Feedback Wanted: CFPB to Discuss Rental Assistance with Landlords

By Erin Stackley, Esq.
Sr. Policy Representative, Commercial Issues
National Association of REALTORS®

On July 15, 2021, National Association of REALTORS® (NAR) and Institute of Real Estate Management (IREM) staff spoke with representatives from the Consumer Financial Protection Bureau (CFPB) and U.S. Department of the Treasury regarding outreach to landlords about the emergency rental assistance program.

CFPB has a new landlord-focused content page, and they are actively seeking ways to reach out to landlords who are unaware that rental assistance is available or that in many areas they can apply on behalf of tenants.

Communicating with small “mom-and-pop” landlords has been especially challenging, as they are less likely to have contact with the federal government or participate in aid programs generally.

NAR and IREM are exploring ways to collaborate with the CFPB to get their messaging out. One suggestion was that NAR members can share information about rental assistance with their clients who own residential rental properties.

In that situation, the CFPB would create a letter/document that can be easily shared with these clients. This could not only help property owners collect back-rent and keep their tenants from being evicted, but also serve as another way that REALTORS® go above and beyond as valuable resources for their clientele and their communities.

The discussion allowed NAR and IREM to raise several important points, including:

  • The outreach and resources both NAR and IREM have already done and continue to do with our membership about the Emergency Rental Assistance Program (“ERAP”);
  • The need for area-specific information on ERAP programs being communicated – not directing to a federal page where someone then has to dig through several layers of redirects until they get to finally the application for their zip code.
  • Including information for landlords with communications to tenants, so a tenant who wants to participate in the program can provide something official and landlord-directed to their housing provider.
  • Changing the language around the program to appeal more broadly: many people associate the “Emergency Rental Assistance Program” with the eviction moratorium, and may mistakenly believe that when the latter ends, so does the former. There will also be people who are wary of interacting with a federal program. Changing the language to something more neutral and general may attract more people to apply.
  • More direct outreach to smaller property owners. IREM’s data indicates that Class A apartment complex owners are aware of the program; Class B and C are much less likely to know aid is available.
  • The CFPB needs to establish itself as an agency there to help landlords, and not just one looking out for tenants. They need to adjust their language/outreach to landlords to make it explicit that these resources are there for them – carrot, not stick.
  • Try sending out communications on rental assistance that cross-over with populations who received pandemic unemployment, stimulus checks, and even PPP loans, as that indicates they were financially impacted by COVID and thus are more likely to be in need of rental assistance.

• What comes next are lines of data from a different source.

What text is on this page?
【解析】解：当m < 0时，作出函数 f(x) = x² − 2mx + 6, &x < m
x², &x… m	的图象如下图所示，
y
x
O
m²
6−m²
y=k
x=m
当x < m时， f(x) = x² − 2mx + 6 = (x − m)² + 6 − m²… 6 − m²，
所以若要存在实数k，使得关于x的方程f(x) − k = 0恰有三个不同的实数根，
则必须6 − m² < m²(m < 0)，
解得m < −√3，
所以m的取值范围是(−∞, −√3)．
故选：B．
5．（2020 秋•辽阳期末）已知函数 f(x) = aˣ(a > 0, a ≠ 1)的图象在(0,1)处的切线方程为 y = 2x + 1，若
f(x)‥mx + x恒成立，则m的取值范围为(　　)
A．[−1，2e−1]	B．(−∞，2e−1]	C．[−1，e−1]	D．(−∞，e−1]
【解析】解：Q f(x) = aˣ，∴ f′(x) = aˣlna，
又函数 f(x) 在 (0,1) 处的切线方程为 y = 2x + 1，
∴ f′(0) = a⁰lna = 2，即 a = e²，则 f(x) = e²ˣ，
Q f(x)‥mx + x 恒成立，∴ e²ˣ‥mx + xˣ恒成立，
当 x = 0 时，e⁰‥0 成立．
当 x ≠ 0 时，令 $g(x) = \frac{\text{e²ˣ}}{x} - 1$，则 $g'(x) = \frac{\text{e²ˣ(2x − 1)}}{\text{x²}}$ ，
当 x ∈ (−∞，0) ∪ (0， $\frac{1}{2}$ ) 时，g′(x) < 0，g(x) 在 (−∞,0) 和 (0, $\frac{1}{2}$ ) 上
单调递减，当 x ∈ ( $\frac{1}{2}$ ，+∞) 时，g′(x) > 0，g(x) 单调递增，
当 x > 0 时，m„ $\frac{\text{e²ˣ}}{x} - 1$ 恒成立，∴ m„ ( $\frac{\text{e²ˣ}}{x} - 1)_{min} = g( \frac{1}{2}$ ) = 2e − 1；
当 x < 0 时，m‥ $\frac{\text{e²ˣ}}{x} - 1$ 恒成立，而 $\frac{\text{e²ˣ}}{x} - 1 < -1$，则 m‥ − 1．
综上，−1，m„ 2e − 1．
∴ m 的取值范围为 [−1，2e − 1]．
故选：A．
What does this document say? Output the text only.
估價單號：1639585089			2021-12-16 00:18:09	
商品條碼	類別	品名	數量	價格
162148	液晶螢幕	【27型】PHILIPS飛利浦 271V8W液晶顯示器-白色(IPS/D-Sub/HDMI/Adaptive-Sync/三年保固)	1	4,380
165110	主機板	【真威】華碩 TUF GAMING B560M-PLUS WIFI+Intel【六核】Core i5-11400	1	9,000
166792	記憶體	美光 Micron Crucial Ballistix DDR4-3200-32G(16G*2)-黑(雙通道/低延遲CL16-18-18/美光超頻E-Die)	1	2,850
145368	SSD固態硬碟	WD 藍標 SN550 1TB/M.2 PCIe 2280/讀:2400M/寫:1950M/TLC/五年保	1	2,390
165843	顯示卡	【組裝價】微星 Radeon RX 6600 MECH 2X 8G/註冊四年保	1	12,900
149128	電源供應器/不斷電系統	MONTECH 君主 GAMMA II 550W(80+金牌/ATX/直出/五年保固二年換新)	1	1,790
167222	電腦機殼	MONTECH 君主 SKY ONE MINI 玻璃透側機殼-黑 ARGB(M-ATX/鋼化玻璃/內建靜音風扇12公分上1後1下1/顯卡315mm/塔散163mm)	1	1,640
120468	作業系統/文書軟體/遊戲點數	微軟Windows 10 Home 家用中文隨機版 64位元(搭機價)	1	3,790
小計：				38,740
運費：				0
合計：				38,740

NAR and IREM will have a follow-up call with the CFPB in the next couple of weeks to provide more feedback; if you have any to share, please reach out to me and let me know!

We are especially interested in hearing from members who have personally gone through the Emergency Rental Assistance Program application in their state/area.
What were the worst pain points in the application process itself?
Where are there areas that can be improved?
What was good about your application that could be replicated by other states/localities in their programs?

Thank you in advance for your critical feedback.